There is an old saying that prevention is better than cure. This definitely applies when you are making the decision about whether to provide a credit facility to a new customer. If you take the time to find out more background information about your new customer you can prevent a lot of stress later. The last thing you need is for any customer to turn into a bad debtor. One of the easiest ways to get some background information on a new customer is by performing an ASIC search.
What is an ASIC search?
ASIC stands for the Australian Securities and Investments Commission. Its website (www.asic.gov.au) allows you to search for information on a company. Some basic information is free but you have to pay for more detailed information.
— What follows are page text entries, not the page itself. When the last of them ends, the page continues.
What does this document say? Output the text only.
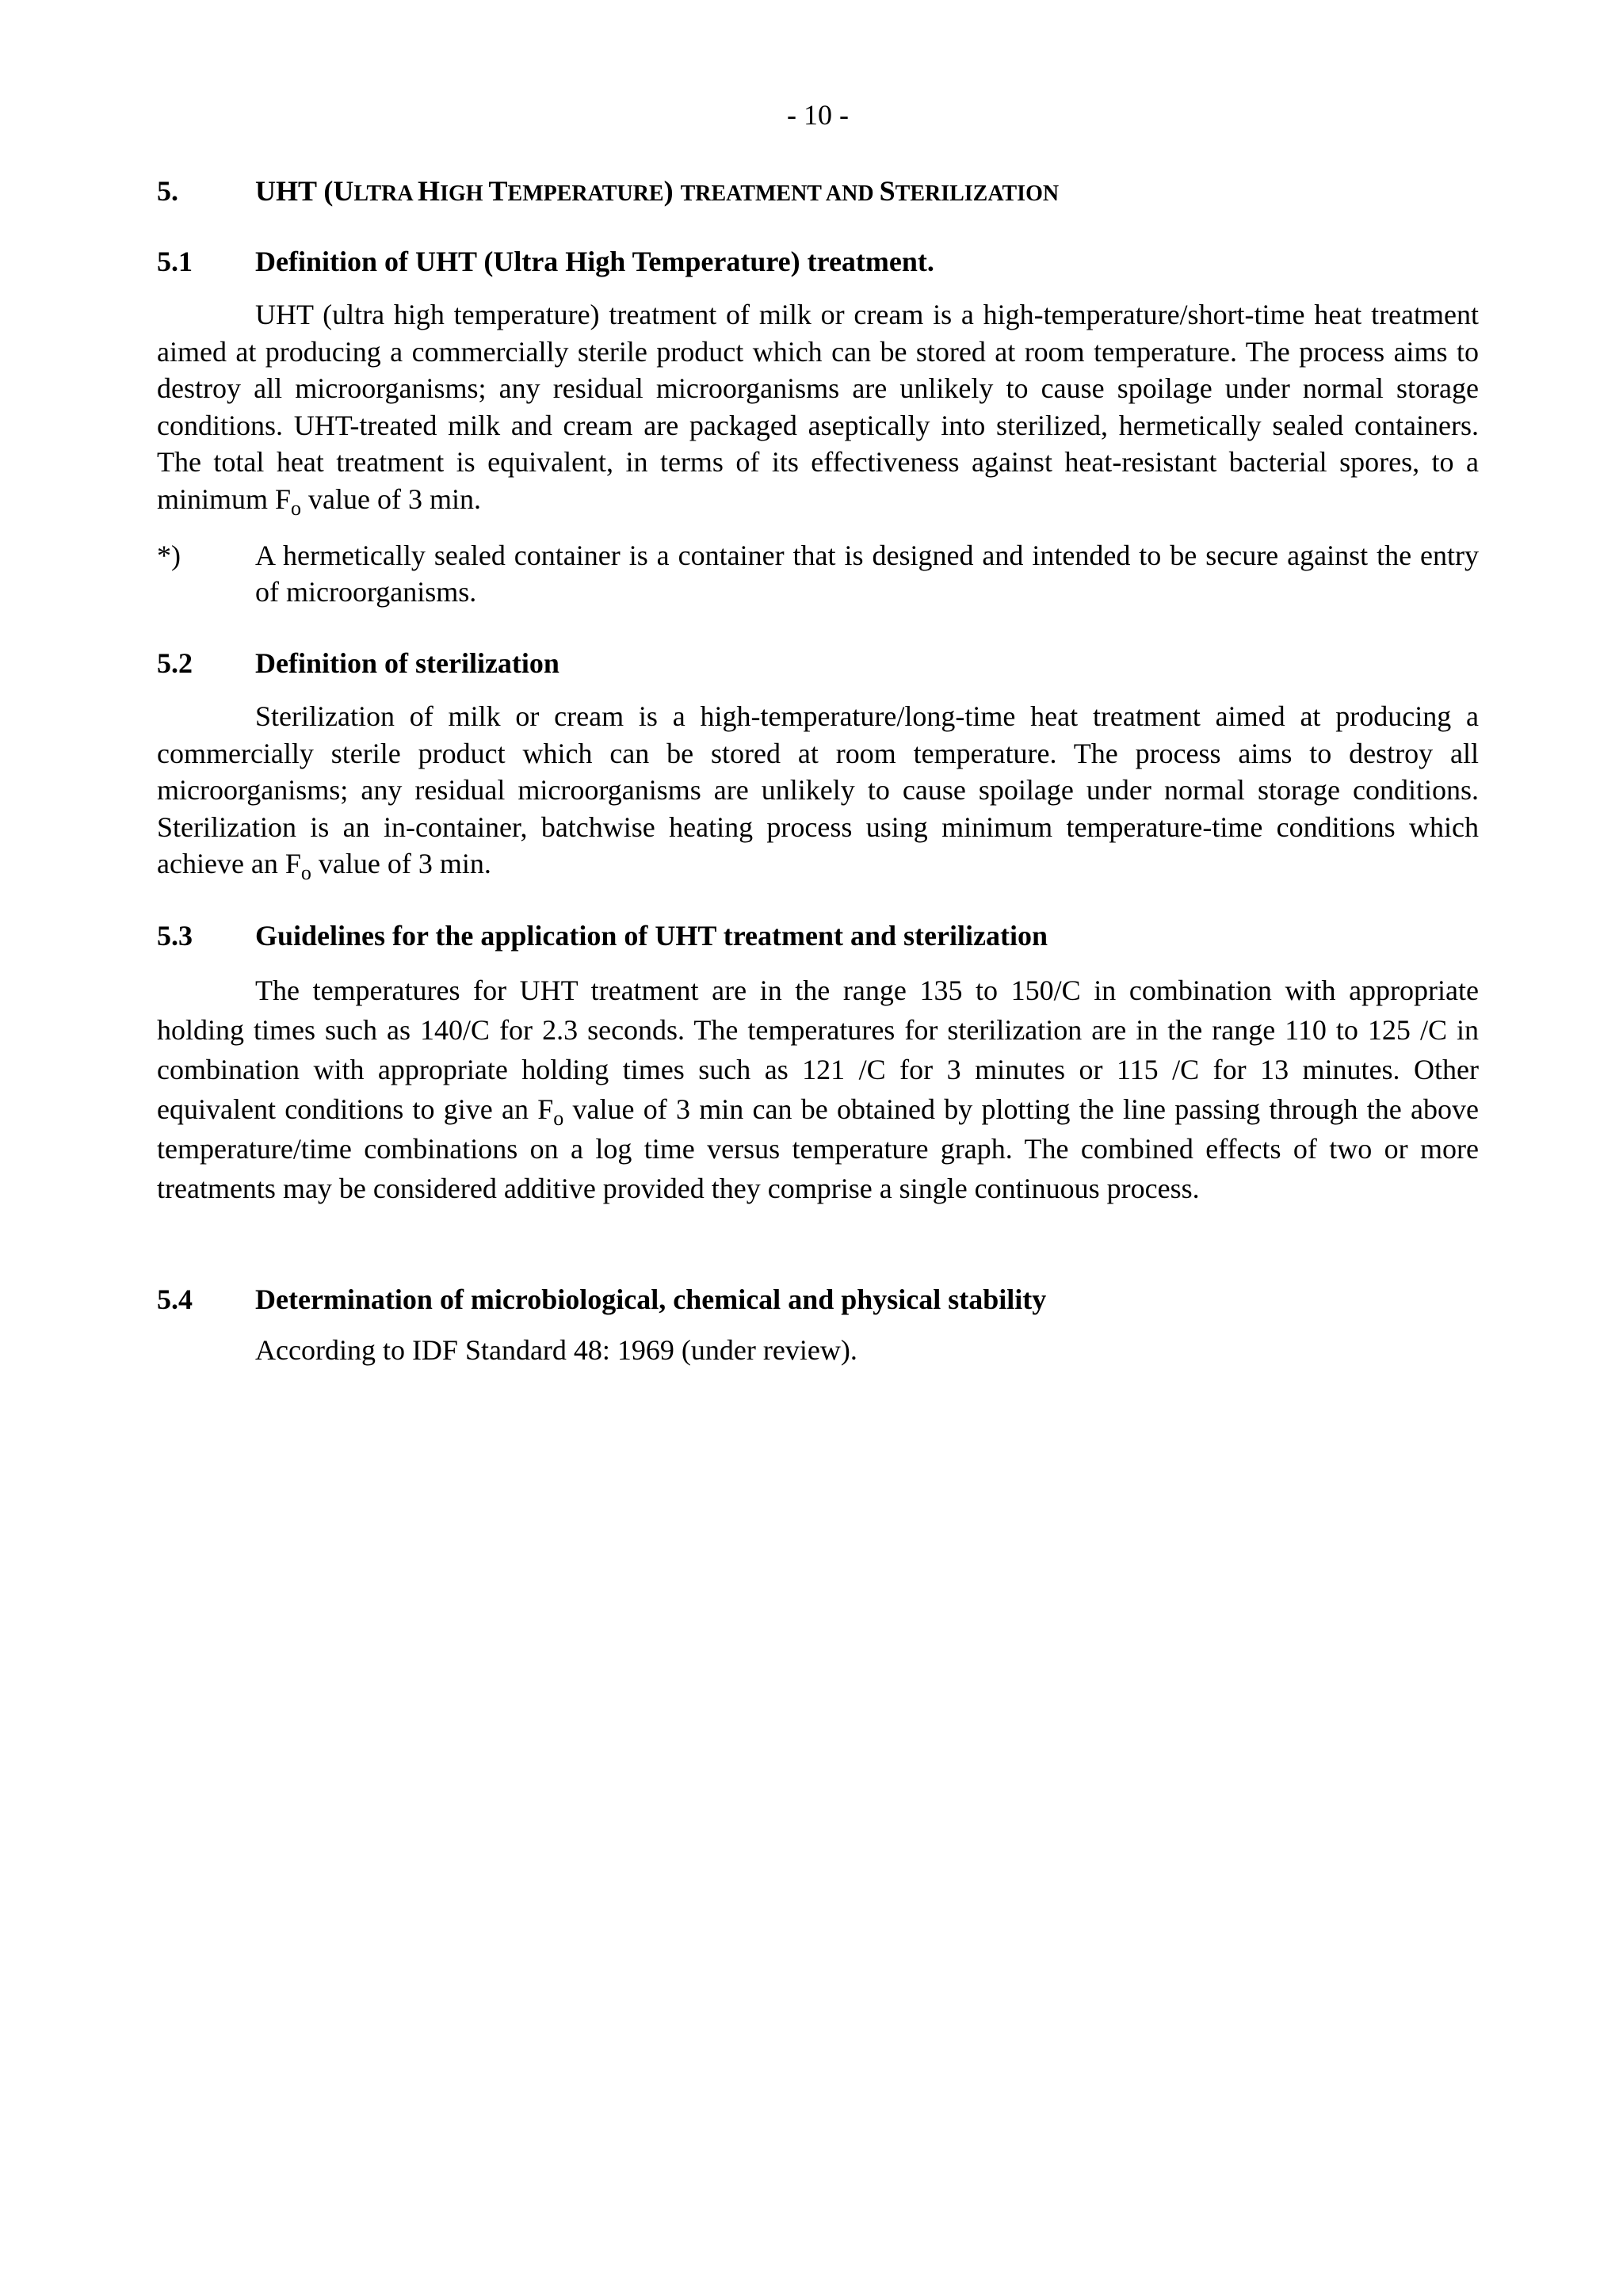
- 10 -
5.	UHT (ULTRA HIGH TEMPERATURE) TREATMENT AND STERILIZATION
5.1 Definition of UHT (Ultra High Temperature) treatment.
UHT (ultra high temperature) treatment of milk or cream is a high-temperature/short-time heat treatment aimed at producing a commercially sterile product which can be stored at room temperature. The process aims to destroy all microorganisms; any residual microorganisms are unlikely to cause spoilage under normal storage conditions. UHT-treated milk and cream are packaged aseptically into sterilized, hermetically sealed containers. The total heat treatment is equivalent, in terms of its effectiveness against heat-resistant bacterial spores, to a minimum $F_o$ value of 3 min.
*)	A hermetically sealed container is a container that is designed and intended to be secure against the entry of microorganisms.
5.2 Definition of sterilization
Sterilization of milk or cream is a high-temperature/long-time heat treatment aimed at producing a commercially sterile product which can be stored at room temperature. The process aims to destroy all microorganisms; any residual microorganisms are unlikely to cause spoilage under normal storage conditions. Sterilization is an in-container, batchwise heating process using minimum temperature-time conditions which achieve an $F_o$ value of 3 min.
5.3 Guidelines for the application of UHT treatment and sterilization
The temperatures for UHT treatment are in the range 135 to 150/C in combination with appropriate holding times such as 140/C for 2.3 seconds. The temperatures for sterilization are in the range 110 to 125 /C in combination with appropriate holding times such as 121 /C for 3 minutes or 115 /C for 13 minutes. Other equivalent conditions to give an $F_o$ value of 3 min can be obtained by plotting the line passing through the above temperature/time combinations on a log time versus temperature graph. The combined effects of two or more treatments may be considered additive provided they comprise a single continuous process.
5.4 Determination of microbiological, chemical and physical stability
According to IDF Standard 48: 1969 (under review).
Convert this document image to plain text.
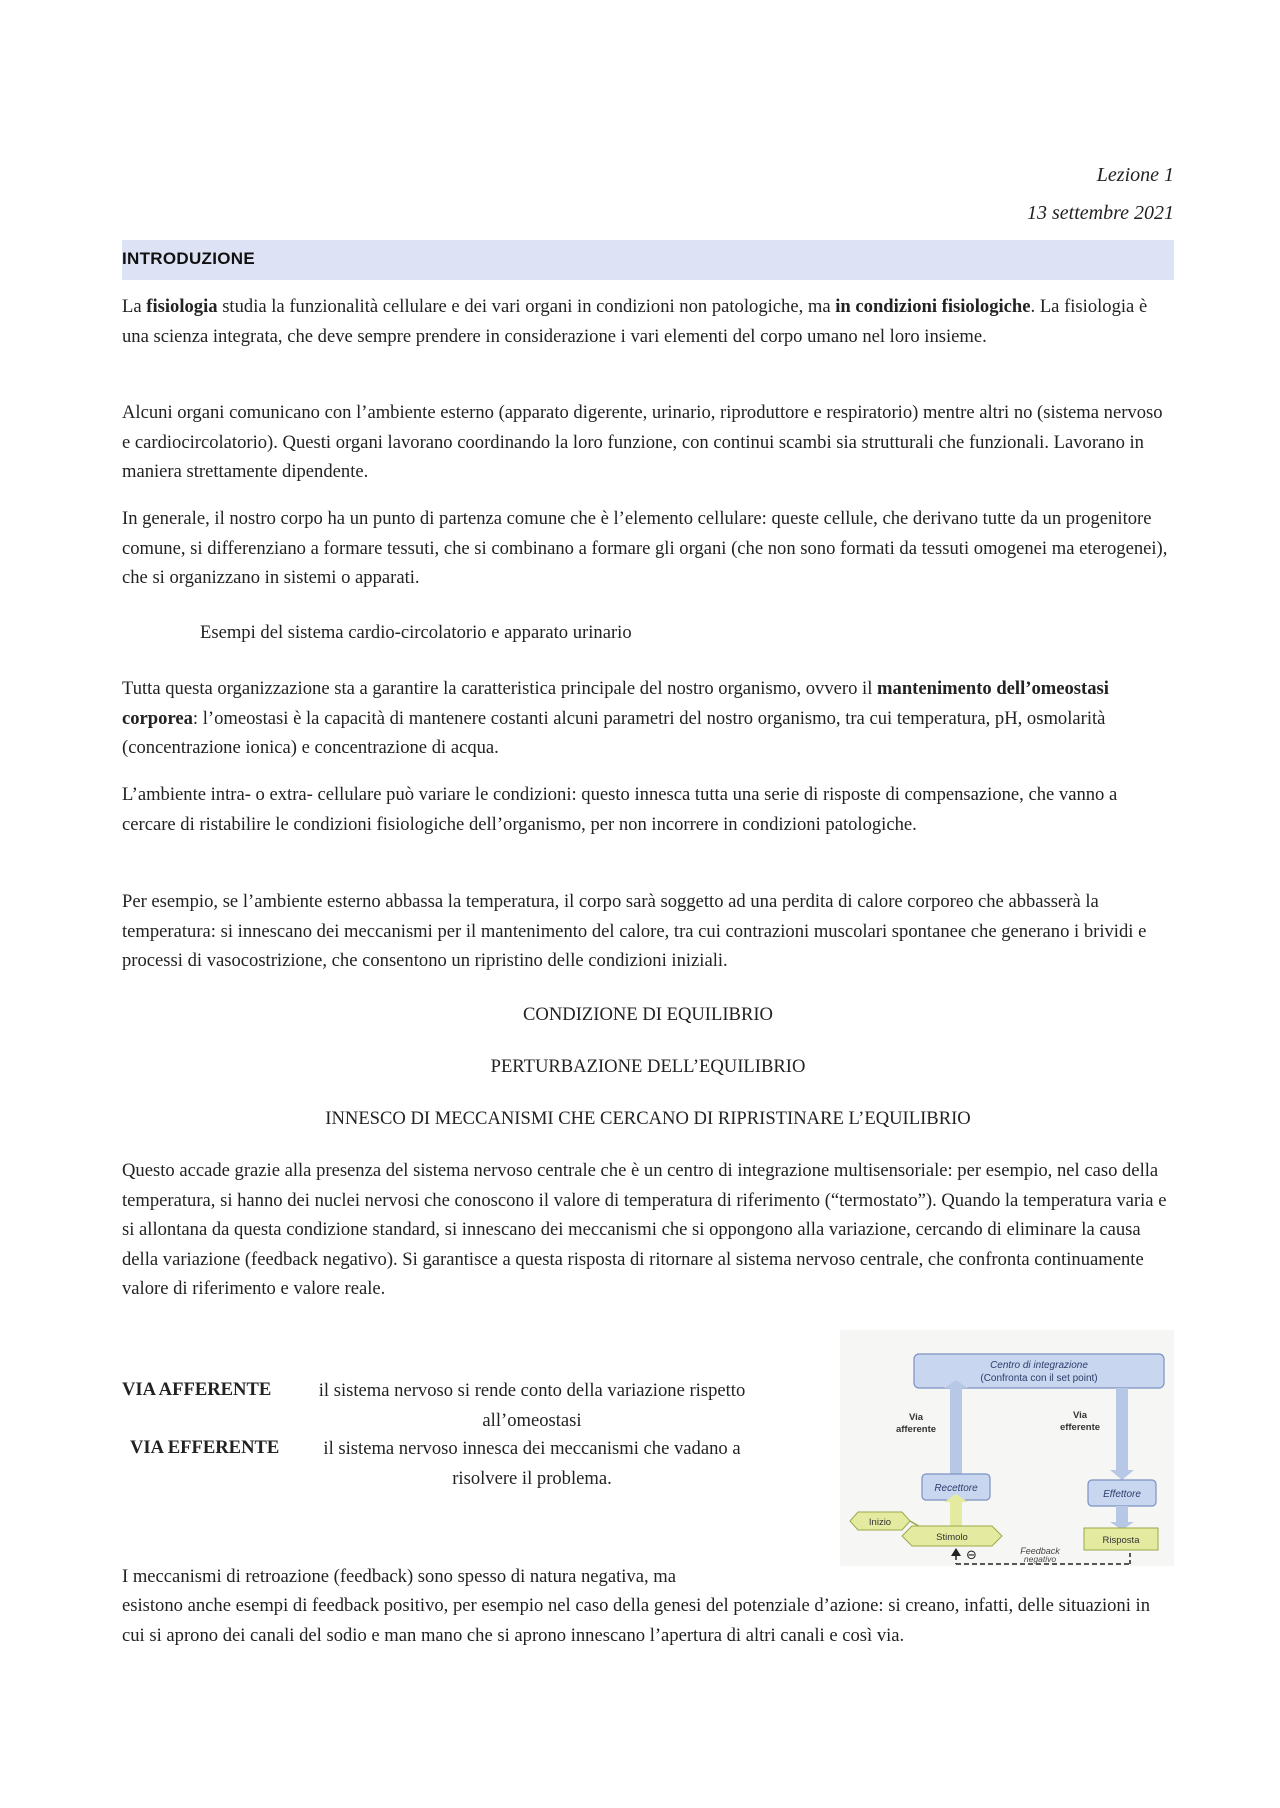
Lezione 1
13 settembre 2021
INTRODUZIONE

La fisiologia studia la funzionalità cellulare e dei vari organi in condizioni non patologiche, ma in condizioni fisiologiche. La fisiologia è una scienza integrata, che deve sempre prendere in considerazione i vari elementi del corpo umano nel loro insieme.

Alcuni organi comunicano con l’ambiente esterno (apparato digerente, urinario, riproduttore e respiratorio) mentre altri no (sistema nervoso e cardiocircolatorio). Questi organi lavorano coordinando la loro funzione, con continui scambi sia strutturali che funzionali. Lavorano in maniera strettamente dipendente.

In generale, il nostro corpo ha un punto di partenza comune che è l’elemento cellulare: queste cellule, che derivano tutte da un progenitore comune, si differenziano a formare tessuti, che si combinano a formare gli organi (che non sono formati da tessuti omogenei ma eterogenei), che si organizzano in sistemi o apparati.

Esempi del sistema cardio-circolatorio e apparato urinario

Tutta questa organizzazione sta a garantire la caratteristica principale del nostro organismo, ovvero il mantenimento dell’omeostasi corporea: l’omeostasi è la capacità di mantenere costanti alcuni parametri del nostro organismo, tra cui temperatura, pH, osmolarità (concentrazione ionica) e concentrazione di acqua.

L’ambiente intra- o extra- cellulare può variare le condizioni: questo innesca tutta una serie di risposte di compensazione, che vanno a cercare di ristabilire le condizioni fisiologiche dell’organismo, per non incorrere in condizioni patologiche.

Per esempio, se l’ambiente esterno abbassa la temperatura, il corpo sarà soggetto ad una perdita di calore corporeo che abbasserà la temperatura: si innescano dei meccanismi per il mantenimento del calore, tra cui contrazioni muscolari spontanee che generano i brividi e processi di vasocostrizione, che consentono un ripristino delle condizioni iniziali.

CONDIZIONE DI EQUILIBRIO

PERTURBAZIONE DELL’EQUILIBRIO

INNESCO DI MECCANISMI CHE CERCANO DI RIPRISTINARE L’EQUILIBRIO

Questo accade grazie alla presenza del sistema nervoso centrale che è un centro di integrazione multisensoriale: per esempio, nel caso della temperatura, si hanno dei nuclei nervosi che conoscono il valore di temperatura di riferimento (“termostato”). Quando la temperatura varia e si allontana da questa condizione standard, si innescano dei meccanismi che si oppongono alla variazione, cercando di eliminare la causa della variazione (feedback negativo). Si garantisce a questa risposta di ritornare al sistema nervoso centrale, che confronta continuamente valore di riferimento e valore reale.

VIA AFFERENTE	il sistema nervoso si rende conto della variazione rispetto all’omeostasi
VIA EFFERENTE	il sistema nervoso innesca dei meccanismi che vadano a risolvere il problema.
Centro di integrazione
(Confronta con il set point)
Via
afferente
Via
efferente
Recettore
Effettore
Inizio
Stimolo	Risposta
⊖	Feedback
negativo

I meccanismi di retroazione (feedback) sono spesso di natura negativa, ma

esistono anche esempi di feedback positivo, per esempio nel caso della genesi del potenziale d’azione: si creano, infatti, delle situazioni in cui si aprono dei canali del sodio e man mano che si aprono innescano l’apertura di altri canali e così via.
They are used extensively by debt collectors in their day to day work.
When do you need to do an ASIC search?
It is generally recommended that when you are doing business with a small to medium sized company and providing them with a credit facility of $5,000 or more that an ASIC search be undertaken. The purpose of the ASIC search is to verify the information from the credit application form the new customer has completed against the ASIC search, as well as finding out additional information on the company.
What sort of information does the ASIC search provide?
1. Business Name
By conducting an ASIC search you will find out if the company actually exists.
2. Date of Incorporation
This information will give you some insight into the potential financial stability of the company. If the company has been in business for say 20 years then you will probably feel more comfortable in providing a credit facility than if it has been in business for only a few months. You also need to be alert to the fact that a newer company may be a replacement for another company that has gone into liquidation.
3. Directors and Shareholders
Detail is available on the directors and shareholders of a company which will give more clues about the company’s stability. Frequent changes to directors and shareholders can point to problems and instability within the company. Other useful information you can obtain includes the date of birth of the directors. If a director’s age is quite young then this could suggest insufficient time for the development of business and financial management skills. Also check to see if a director’s home address is the same as the company’s address as this indicates that a business is being run from home.
4. Charge over the assets of the company
A charge over assets, in general terms, is the right of a lender to be paid from a debtor’s assets if a debt has not been paid on time. This is important information to know as it will show if another business was sufficiently concerned to request a charge over the assets of your new customer.
Although you can perform an ASIC search yourself, it can be worthwhile to hire a professional debt collection company to do so. They can assist in interpreting the results from the ASIC search to make full use of the information in deciding whether to offer a credit facility to a new customer.